The district court had previously denied Plaintiffs’ motion for class certification in 2012 that included a broader Midwest class and a New England class. In 2014, the court granted Defendants’ motion for summary judgment and denied as moot Plaintiffs’ motion for leave to file a motion to certify narrower Midwest classes. In 2014, the Eighth Circuit reversed the grant of summary judgment and vacated the denial of the motion for leave to file a revised motion for class certification. While Plaintiffs sought to add certain retailers in Missouri to the proposed class in their second class certification motion, the court found that the request to add Missouri class members was untimely, and excluded those retailers.
Defendants challenged the typicality and adequacy of three of the class representatives – D&G, Inc. d/b/a Gary’s Foods, Blue Goose Super Market, Inc., and Millenium Operations, Inc. d/b/a R.C. Dick’s Market – on the grounds that: unlike many class members, D&G and Blue Goose never negotiated long-term supply agreements with individually negotiated pricing terms; and D&G and Millenium switched to co-ops as their primary suppliers. The court found that typicality was met because “[e]ach class representative is a member of the class it seeks to represent, and the claims brought by the class representatives are based on the same legal theory.”
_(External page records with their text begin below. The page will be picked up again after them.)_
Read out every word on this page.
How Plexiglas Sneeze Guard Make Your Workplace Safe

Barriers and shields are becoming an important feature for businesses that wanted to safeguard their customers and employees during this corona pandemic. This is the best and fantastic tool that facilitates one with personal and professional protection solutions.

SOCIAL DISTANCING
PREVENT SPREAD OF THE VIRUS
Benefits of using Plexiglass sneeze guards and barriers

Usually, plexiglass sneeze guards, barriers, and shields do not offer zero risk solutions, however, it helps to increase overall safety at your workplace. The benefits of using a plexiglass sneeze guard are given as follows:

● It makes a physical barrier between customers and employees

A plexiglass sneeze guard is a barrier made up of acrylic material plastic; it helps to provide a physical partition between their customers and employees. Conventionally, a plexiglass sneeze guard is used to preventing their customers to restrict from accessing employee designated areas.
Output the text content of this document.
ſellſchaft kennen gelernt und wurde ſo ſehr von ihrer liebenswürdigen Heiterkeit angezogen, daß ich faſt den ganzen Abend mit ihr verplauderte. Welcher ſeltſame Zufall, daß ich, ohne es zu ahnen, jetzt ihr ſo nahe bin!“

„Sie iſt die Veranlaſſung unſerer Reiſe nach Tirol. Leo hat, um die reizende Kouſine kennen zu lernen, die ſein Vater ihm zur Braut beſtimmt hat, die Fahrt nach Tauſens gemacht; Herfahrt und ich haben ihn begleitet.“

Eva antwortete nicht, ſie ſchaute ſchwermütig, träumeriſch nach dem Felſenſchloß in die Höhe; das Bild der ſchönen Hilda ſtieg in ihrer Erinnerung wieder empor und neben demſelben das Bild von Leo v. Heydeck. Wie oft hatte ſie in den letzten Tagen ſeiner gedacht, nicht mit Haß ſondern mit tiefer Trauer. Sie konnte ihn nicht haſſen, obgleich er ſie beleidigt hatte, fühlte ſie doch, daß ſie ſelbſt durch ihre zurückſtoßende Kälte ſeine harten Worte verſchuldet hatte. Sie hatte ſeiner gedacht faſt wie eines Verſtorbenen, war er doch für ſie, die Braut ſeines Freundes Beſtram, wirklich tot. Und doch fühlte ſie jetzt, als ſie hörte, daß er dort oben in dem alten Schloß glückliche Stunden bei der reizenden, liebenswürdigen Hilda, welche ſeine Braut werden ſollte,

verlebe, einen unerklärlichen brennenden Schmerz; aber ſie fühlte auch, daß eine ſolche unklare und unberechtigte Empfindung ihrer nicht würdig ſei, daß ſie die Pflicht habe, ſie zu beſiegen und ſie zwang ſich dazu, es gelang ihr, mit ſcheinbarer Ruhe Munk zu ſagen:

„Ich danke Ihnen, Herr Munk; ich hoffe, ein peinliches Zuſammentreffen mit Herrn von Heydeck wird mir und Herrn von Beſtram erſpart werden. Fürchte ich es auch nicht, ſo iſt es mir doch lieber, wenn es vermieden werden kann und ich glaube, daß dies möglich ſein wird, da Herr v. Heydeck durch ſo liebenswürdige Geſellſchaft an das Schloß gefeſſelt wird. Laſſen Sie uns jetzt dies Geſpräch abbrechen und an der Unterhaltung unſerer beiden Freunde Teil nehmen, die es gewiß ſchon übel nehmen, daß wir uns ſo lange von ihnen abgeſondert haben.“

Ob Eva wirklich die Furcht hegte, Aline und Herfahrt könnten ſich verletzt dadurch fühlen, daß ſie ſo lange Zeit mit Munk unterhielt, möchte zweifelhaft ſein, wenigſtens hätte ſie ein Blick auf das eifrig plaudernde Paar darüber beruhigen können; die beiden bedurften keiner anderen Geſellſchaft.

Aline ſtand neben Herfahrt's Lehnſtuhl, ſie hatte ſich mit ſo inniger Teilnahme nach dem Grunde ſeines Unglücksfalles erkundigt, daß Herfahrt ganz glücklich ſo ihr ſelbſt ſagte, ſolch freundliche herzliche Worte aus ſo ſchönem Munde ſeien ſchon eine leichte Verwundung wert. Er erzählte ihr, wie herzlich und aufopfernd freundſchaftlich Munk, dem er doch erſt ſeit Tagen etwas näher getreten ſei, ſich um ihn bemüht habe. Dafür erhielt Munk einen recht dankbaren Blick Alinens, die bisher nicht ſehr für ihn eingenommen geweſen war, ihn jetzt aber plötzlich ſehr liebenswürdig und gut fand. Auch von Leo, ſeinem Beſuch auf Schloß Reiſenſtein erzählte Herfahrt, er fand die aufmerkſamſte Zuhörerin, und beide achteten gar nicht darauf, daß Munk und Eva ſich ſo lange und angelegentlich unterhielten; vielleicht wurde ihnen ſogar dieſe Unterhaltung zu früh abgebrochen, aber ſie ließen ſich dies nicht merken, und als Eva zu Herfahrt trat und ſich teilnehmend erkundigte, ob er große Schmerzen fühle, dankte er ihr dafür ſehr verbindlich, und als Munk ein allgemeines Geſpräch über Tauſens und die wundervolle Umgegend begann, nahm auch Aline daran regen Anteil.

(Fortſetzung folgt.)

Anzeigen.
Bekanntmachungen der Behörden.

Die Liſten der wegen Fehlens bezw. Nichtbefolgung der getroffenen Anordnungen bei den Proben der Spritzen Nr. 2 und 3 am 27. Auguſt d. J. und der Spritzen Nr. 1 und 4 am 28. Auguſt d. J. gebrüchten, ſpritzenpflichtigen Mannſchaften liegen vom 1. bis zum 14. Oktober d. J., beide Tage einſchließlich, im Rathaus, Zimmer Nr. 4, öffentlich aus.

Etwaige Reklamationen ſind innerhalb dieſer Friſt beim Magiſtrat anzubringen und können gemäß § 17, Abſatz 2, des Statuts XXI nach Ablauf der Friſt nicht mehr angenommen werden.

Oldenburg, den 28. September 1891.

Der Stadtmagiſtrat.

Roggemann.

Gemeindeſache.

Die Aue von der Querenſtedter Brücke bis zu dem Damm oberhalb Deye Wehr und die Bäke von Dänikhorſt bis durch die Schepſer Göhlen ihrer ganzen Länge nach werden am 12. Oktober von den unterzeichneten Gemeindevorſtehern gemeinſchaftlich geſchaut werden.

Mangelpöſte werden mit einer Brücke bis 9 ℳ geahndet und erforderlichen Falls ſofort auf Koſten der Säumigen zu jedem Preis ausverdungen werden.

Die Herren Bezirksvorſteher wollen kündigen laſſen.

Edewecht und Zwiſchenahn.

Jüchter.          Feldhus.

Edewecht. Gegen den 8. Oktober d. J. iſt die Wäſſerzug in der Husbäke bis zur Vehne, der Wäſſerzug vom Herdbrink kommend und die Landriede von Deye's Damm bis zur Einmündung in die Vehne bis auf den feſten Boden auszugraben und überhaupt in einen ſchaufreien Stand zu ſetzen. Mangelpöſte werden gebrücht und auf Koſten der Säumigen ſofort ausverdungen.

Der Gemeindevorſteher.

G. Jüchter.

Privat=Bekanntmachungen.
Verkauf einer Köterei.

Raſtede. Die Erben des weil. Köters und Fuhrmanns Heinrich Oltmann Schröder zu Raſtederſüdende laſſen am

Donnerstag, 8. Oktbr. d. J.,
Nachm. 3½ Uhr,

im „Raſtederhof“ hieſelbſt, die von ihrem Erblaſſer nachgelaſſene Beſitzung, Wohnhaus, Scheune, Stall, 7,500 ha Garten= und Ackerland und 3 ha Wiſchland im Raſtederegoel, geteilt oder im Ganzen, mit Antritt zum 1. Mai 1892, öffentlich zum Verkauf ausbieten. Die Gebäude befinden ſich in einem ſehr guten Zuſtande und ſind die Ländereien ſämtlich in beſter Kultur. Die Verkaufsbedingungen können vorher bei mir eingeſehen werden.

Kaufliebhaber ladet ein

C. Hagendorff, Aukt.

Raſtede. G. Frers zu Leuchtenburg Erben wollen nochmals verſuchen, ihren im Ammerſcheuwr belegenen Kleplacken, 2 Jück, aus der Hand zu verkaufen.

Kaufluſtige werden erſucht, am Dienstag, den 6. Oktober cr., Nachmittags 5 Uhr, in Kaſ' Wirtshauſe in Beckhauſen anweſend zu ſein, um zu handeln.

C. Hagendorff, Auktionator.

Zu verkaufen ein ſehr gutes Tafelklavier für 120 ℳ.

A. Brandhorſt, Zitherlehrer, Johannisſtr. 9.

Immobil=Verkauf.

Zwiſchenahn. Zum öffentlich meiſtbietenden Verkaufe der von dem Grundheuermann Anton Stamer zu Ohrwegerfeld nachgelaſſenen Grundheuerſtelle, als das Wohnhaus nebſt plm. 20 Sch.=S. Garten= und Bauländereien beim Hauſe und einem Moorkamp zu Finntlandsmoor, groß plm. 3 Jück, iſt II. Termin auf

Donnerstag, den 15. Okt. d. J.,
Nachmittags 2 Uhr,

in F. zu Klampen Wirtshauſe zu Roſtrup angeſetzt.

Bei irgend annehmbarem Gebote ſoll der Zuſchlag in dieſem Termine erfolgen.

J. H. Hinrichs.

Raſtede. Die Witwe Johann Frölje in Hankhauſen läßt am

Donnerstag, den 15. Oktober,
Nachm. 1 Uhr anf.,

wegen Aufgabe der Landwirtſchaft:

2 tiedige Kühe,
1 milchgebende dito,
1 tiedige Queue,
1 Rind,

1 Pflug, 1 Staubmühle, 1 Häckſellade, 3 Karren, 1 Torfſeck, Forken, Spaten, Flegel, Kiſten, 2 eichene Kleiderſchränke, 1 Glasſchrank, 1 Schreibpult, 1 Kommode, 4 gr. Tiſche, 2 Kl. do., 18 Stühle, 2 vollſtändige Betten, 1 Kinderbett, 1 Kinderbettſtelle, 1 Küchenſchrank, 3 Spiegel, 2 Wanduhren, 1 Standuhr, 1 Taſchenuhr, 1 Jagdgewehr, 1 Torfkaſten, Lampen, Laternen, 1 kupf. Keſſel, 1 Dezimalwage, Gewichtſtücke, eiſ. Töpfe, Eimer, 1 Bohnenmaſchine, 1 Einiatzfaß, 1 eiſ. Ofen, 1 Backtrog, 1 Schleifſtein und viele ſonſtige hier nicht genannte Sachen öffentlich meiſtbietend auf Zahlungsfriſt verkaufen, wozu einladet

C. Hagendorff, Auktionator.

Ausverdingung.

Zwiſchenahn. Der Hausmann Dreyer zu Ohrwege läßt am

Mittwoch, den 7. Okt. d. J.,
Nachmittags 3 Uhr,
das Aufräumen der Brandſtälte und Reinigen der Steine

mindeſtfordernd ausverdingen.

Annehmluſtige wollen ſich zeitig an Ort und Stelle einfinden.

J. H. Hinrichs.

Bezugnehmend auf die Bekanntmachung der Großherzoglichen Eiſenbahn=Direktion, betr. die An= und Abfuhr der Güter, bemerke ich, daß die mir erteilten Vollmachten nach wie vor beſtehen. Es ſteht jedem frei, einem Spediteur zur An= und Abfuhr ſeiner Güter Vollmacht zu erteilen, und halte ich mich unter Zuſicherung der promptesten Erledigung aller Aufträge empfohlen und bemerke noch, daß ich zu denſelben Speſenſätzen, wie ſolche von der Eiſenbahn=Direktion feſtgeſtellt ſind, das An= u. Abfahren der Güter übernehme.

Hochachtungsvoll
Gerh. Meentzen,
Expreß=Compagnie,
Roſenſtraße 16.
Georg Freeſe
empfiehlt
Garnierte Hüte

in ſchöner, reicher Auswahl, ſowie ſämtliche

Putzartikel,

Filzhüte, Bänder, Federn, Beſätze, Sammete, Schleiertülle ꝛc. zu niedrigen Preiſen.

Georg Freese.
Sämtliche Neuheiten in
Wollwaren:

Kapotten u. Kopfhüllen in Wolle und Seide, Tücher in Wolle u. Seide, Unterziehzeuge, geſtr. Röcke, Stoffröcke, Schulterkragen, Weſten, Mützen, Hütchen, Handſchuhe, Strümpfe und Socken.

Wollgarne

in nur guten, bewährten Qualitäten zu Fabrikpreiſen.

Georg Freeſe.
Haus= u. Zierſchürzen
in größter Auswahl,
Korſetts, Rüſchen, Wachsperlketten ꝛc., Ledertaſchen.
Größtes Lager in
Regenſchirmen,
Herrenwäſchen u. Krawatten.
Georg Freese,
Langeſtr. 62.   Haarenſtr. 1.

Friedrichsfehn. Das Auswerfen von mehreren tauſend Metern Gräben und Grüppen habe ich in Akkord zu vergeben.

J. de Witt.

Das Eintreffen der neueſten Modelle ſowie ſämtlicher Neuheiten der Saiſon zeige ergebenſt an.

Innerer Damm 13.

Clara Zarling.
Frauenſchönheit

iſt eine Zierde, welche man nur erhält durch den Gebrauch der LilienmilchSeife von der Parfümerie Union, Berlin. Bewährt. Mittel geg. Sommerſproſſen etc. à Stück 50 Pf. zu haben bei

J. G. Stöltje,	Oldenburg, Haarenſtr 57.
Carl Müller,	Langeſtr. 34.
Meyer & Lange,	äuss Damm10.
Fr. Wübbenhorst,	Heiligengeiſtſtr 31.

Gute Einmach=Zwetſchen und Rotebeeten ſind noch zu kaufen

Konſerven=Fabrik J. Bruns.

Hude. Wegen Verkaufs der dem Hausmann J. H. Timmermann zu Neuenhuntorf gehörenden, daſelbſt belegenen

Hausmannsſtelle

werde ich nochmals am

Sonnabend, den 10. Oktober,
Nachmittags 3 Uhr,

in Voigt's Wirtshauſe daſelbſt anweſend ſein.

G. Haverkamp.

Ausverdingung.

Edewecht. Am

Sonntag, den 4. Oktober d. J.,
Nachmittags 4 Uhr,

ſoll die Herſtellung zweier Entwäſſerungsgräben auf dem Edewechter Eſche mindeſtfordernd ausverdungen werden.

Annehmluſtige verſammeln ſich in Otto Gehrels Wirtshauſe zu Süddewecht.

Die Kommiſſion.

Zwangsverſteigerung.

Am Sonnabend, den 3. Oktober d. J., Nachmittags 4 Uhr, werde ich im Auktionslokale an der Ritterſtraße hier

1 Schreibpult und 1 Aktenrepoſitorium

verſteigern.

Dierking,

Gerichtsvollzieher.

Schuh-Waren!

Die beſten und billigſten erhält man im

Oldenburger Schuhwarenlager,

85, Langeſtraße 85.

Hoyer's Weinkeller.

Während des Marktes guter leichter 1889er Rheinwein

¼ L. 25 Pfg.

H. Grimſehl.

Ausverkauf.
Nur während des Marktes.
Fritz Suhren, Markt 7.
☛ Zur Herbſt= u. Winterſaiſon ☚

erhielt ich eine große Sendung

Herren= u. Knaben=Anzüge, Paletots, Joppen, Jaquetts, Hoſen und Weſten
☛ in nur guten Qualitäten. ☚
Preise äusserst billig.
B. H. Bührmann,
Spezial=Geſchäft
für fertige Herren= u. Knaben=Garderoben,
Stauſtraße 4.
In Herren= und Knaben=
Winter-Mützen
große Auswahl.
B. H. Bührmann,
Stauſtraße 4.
Defendants did not dispute the qualifications of Plaintiffs’ counsel, who the court appointed as class counsel, including Kotchen & Low LLP.
Finally, Defendants challenged the predominance of common issues. The court accepted Plaintiffs’ argument that impact could be demonstrated with common evidence based on a three-step analysis: first, that the asset swap enabled Defendants to charge supra-competitive net margins; second, that the supra-competitive margins show that SuperValu charged supra-competitive ABS prices; and third, that every class member paid supra-competitive prices because they all made purchases in all four ABS product categories and were charged under the same ABS formula for the vast majority of their purchases.
Judge Montgomery has ordered that the parties must be ready for trial in 2017.